Manuela Macedonia and Thomas Knosche at the Max Planck Institute for Human Cognitive and Brain Sciences in Leipzig have discovered that language students remember significantly more words when they are taught with movement to accompany them. What’s more they were able to use the words more readily when creating new sentences.
They got 20 volunteers, over 6 days, to learn an artificial language called Vimmi, designed to make the results of the study easier to interpret.
Half of the material was taught using written and spoken instructions with exercises, while the other half was taught along with body movements accompanying each word.
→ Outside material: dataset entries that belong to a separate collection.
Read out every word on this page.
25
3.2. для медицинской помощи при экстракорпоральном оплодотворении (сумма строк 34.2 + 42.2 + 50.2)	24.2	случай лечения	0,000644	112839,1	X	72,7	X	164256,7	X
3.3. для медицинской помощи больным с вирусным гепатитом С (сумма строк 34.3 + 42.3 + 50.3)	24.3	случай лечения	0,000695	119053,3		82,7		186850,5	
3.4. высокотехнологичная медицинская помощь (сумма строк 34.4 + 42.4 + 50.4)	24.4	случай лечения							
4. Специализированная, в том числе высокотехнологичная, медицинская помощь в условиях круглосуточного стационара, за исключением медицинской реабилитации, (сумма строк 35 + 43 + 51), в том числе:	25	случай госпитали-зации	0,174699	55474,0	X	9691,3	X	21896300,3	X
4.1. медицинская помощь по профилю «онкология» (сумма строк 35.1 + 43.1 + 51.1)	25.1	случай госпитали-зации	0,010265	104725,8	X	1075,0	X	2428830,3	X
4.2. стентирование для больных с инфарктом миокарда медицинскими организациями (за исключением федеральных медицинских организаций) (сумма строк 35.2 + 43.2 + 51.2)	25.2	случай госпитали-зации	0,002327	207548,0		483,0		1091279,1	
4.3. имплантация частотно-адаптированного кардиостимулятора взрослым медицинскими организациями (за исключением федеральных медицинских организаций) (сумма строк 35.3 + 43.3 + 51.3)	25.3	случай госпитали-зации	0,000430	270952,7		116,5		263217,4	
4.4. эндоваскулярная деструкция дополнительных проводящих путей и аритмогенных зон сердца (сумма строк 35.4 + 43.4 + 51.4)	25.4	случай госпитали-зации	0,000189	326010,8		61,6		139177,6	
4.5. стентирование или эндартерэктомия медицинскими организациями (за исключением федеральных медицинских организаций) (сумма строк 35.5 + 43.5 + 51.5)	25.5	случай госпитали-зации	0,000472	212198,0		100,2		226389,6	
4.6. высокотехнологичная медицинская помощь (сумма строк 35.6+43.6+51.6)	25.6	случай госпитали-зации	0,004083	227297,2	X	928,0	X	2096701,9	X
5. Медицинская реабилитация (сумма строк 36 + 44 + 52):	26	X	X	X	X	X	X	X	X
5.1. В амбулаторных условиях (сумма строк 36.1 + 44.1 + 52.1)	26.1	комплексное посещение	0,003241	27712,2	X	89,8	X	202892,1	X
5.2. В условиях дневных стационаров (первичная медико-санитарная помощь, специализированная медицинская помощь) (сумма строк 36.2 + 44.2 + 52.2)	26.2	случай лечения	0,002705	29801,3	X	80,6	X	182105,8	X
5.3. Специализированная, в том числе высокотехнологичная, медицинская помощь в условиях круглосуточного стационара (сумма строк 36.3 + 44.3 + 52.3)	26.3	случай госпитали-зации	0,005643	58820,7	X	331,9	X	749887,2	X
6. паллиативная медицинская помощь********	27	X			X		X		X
Basically, the students were asked to act the words out.
Now, of course, as babies, we don’t learn new words in isolation, but in conjunction with being shown an object or observing an action. But it turns out, to the surprise of the researchers, that moving about also helped students to learn abstract words, such as ‘rather’, which has no obvious action belonging to it.
Using fMRI scans, Macedonia and Knosche were able to demonstrate that acting out a word creates a more complex representation of the word in the brain, and that makes it more easily retrieved.
But if you are a member of Genius Material, you already know this, and you are encouraged to act out your notes and to use note-making methods which use movement, space and location. And it’s no coincidence that we suggest that when you test yourself, you close your eyes in order to see your notes in your mind’s eye and you write your notes in the air as you talk them through out loud.
So now you have the scientific backup that incorporating movement into your revision is a great strategy for improving your memory.